Сергей Кара-Мурза - Демонтаж народа. Учебник межнациональных отношений
С. Тамбиа изложил репертуар «ритуала» коллективного насилия как перечень «организованных, ожидаемых, запрограммированных и повторяющихся черт и фаз внешне спонтанных, хаотических и необузданных действий толпы как агрессора и преследователя». Государства «переходного типа», такие как недавно освободившиеся от колониальной зависимости или перенесшие катастрофический слом прежней государственности (постсоветские), имеют систему институтов и норм в крайне неравновесном состоянии. По структуре эта система напоминает постмодернистский текст, в котором смешаны архаика и современность с их несовместимыми стилями. В качестве примера один автор приводит для РФ «феноменальную госсимволику (в частности, систему государственных наград, в которой орден Красной Звезды существует вместе с орденом Андрея Первозванного), отсутствие общих воззрений на собственное прошлое. Яркий пример – открытие в Иркутске памятника Колчаку под звуки советского гимна. Вместо государства в России возник комплекс случайных политических институтов, лишенных фундамента и собранных всухую, без раствора».

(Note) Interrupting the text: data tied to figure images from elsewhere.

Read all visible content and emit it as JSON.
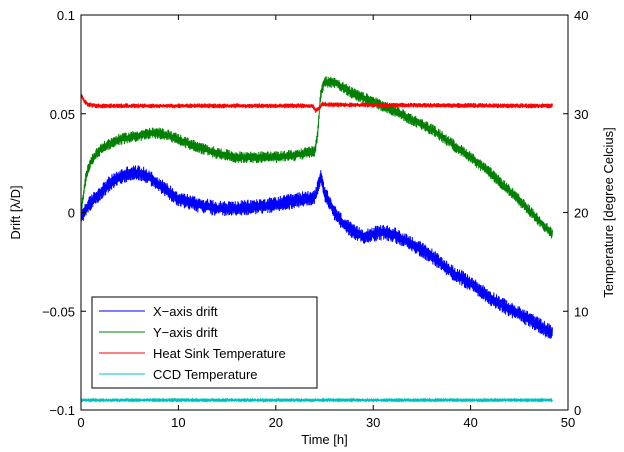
{
  "chart_data": {
    "type": "line",
    "title": "",
    "xlabel": "Time [h]",
    "ylabel_left": "Drift [λ/D]",
    "ylabel_right": "Temperature [degree Celcius]",
    "xlim": [
      0,
      50
    ],
    "ylim_left": [
      -0.1,
      0.1
    ],
    "ylim_right": [
      0,
      40
    ],
    "x_ticks": [
      "0",
      "10",
      "20",
      "30",
      "40",
      "50"
    ],
    "y_left_ticks": [
      "−0.1",
      "−0.05",
      "0",
      "0.05",
      "0.1"
    ],
    "y_right_ticks": [
      "0",
      "10",
      "20",
      "30",
      "40"
    ],
    "x_tick_values": [
      0,
      10,
      20,
      30,
      40,
      50
    ],
    "y_left_tick_values": [
      -0.1,
      -0.05,
      0,
      0.05,
      0.1
    ],
    "y_right_tick_values": [
      0,
      10,
      20,
      30,
      40
    ],
    "grid": false,
    "legend_position": "bottom-left",
    "series": [
      {
        "name": "X−axis drift",
        "axis": "left",
        "color": "#0000ff",
        "noise": 0.004,
        "points": [
          [
            0,
            -0.002
          ],
          [
            1,
            0.005
          ],
          [
            2,
            0.01
          ],
          [
            3,
            0.015
          ],
          [
            4,
            0.018
          ],
          [
            5,
            0.02
          ],
          [
            6,
            0.02
          ],
          [
            7,
            0.018
          ],
          [
            8,
            0.014
          ],
          [
            10,
            0.007
          ],
          [
            12,
            0.004
          ],
          [
            14,
            0.002
          ],
          [
            16,
            0.002
          ],
          [
            18,
            0.003
          ],
          [
            20,
            0.004
          ],
          [
            22,
            0.006
          ],
          [
            24,
            0.008
          ],
          [
            24.3,
            0.012
          ],
          [
            24.6,
            0.018
          ],
          [
            25,
            0.01
          ],
          [
            26,
            0.0
          ],
          [
            27,
            -0.006
          ],
          [
            28,
            -0.01
          ],
          [
            29,
            -0.012
          ],
          [
            30,
            -0.011
          ],
          [
            31,
            -0.01
          ],
          [
            32,
            -0.011
          ],
          [
            34,
            -0.016
          ],
          [
            36,
            -0.022
          ],
          [
            38,
            -0.03
          ],
          [
            40,
            -0.036
          ],
          [
            42,
            -0.043
          ],
          [
            44,
            -0.049
          ],
          [
            46,
            -0.054
          ],
          [
            47,
            -0.057
          ],
          [
            48,
            -0.06
          ],
          [
            48.4,
            -0.061
          ]
        ]
      },
      {
        "name": "Y−axis drift",
        "axis": "left",
        "color": "#008000",
        "noise": 0.003,
        "points": [
          [
            0,
            0.0
          ],
          [
            0.5,
            0.018
          ],
          [
            1,
            0.026
          ],
          [
            2,
            0.032
          ],
          [
            3,
            0.035
          ],
          [
            4,
            0.037
          ],
          [
            5,
            0.038
          ],
          [
            6,
            0.039
          ],
          [
            7,
            0.04
          ],
          [
            8,
            0.04
          ],
          [
            9,
            0.039
          ],
          [
            10,
            0.037
          ],
          [
            12,
            0.033
          ],
          [
            14,
            0.03
          ],
          [
            16,
            0.028
          ],
          [
            18,
            0.028
          ],
          [
            20,
            0.028
          ],
          [
            22,
            0.029
          ],
          [
            23,
            0.03
          ],
          [
            24,
            0.031
          ],
          [
            24.3,
            0.04
          ],
          [
            24.6,
            0.06
          ],
          [
            25,
            0.066
          ],
          [
            26,
            0.066
          ],
          [
            27,
            0.063
          ],
          [
            28,
            0.06
          ],
          [
            30,
            0.056
          ],
          [
            32,
            0.052
          ],
          [
            34,
            0.047
          ],
          [
            36,
            0.042
          ],
          [
            38,
            0.035
          ],
          [
            40,
            0.028
          ],
          [
            42,
            0.02
          ],
          [
            44,
            0.011
          ],
          [
            46,
            0.001
          ],
          [
            47,
            -0.004
          ],
          [
            48,
            -0.009
          ],
          [
            48.4,
            -0.011
          ]
        ]
      },
      {
        "name": "Heat Sink Temperature",
        "axis": "right",
        "color": "#ff0000",
        "noise": 0.25,
        "points": [
          [
            0,
            32.0
          ],
          [
            0.3,
            31.3
          ],
          [
            0.8,
            30.9
          ],
          [
            1.5,
            30.8
          ],
          [
            23.8,
            30.8
          ],
          [
            24.1,
            30.3
          ],
          [
            24.4,
            30.5
          ],
          [
            24.8,
            31.0
          ],
          [
            25.5,
            30.9
          ],
          [
            48.4,
            30.8
          ]
        ]
      },
      {
        "name": "CCD Temperature",
        "axis": "right",
        "color": "#00bfbf",
        "noise": 0.08,
        "points": [
          [
            0,
            1.0
          ],
          [
            48.4,
            1.0
          ]
        ]
      }
    ]
  }
}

В таких государствах ряд черт, присущих демократической системе, проявляется не в форме выработанных на Западе условных театрализованных ритуалов, а в жесткой, иногда абсурдной форме. К числу таких черт относится предусмотренное сценарием демократических выборов открытое выражение взаимной враждебности кандидатов и партий. В государствах «переходного типа» сцены этой враждебности играются с применением реального или очень жесткого условного (как это было на Украине) насилия.
С. Тамбиа пишет: «Демократические» политические выборы в недавно получивших независимость странах представляют собой один из основных компонентов саги о коллективном насилии. Более того, поскольку в рассматриваемых нами обществах ставки на выборах и их результаты представляются очень высокими и важными и поскольку выборы позволяют и фактически поощряют преднамеренное выражение и осуществление поляризующей враждебности, постольку они вполне могут затмить все ранее имевшиеся случаи периодических вспышек рутинного насилия» [54, с. 233].
Важно подчеркнуть, что апелляция к этническим ценностям «почвы и крови» в государствах переходного типа вовсе не является извращением принципов демократии. Согласно современным антропологическим исследованиям, это и есть действительная суть западной демократии, скорректированная реальностью этих государств (это иногда называют «парадоксом Уайнера», смысл которого состоит в том, что именно демократические процедуры, а не их искажение, и порождают этническое насилие). Такой и была технология западной демократии, в чистом виде представленная Французской революцией. От нее ушел сам Запад, но под его давлением ее вынуждены применять зависимые от него страны[37].
С. Тамбиа пишет: «Французская революция сделала толпу непреходящей политической силой, поскольку взятие Бастилии стало стереотипным образом политики толпы. С этого момента политические доктрины демократии должны были говорить непосредственно о народе, за или против него, а правительства были вынуждены разрабатывать способы управления воинствующей толпой, символизирующей власть народа, и им, как и интеллигенции, предстояло усвоить эту идею в качестве центральной темы социальных и политических теорий» [54, с. 231].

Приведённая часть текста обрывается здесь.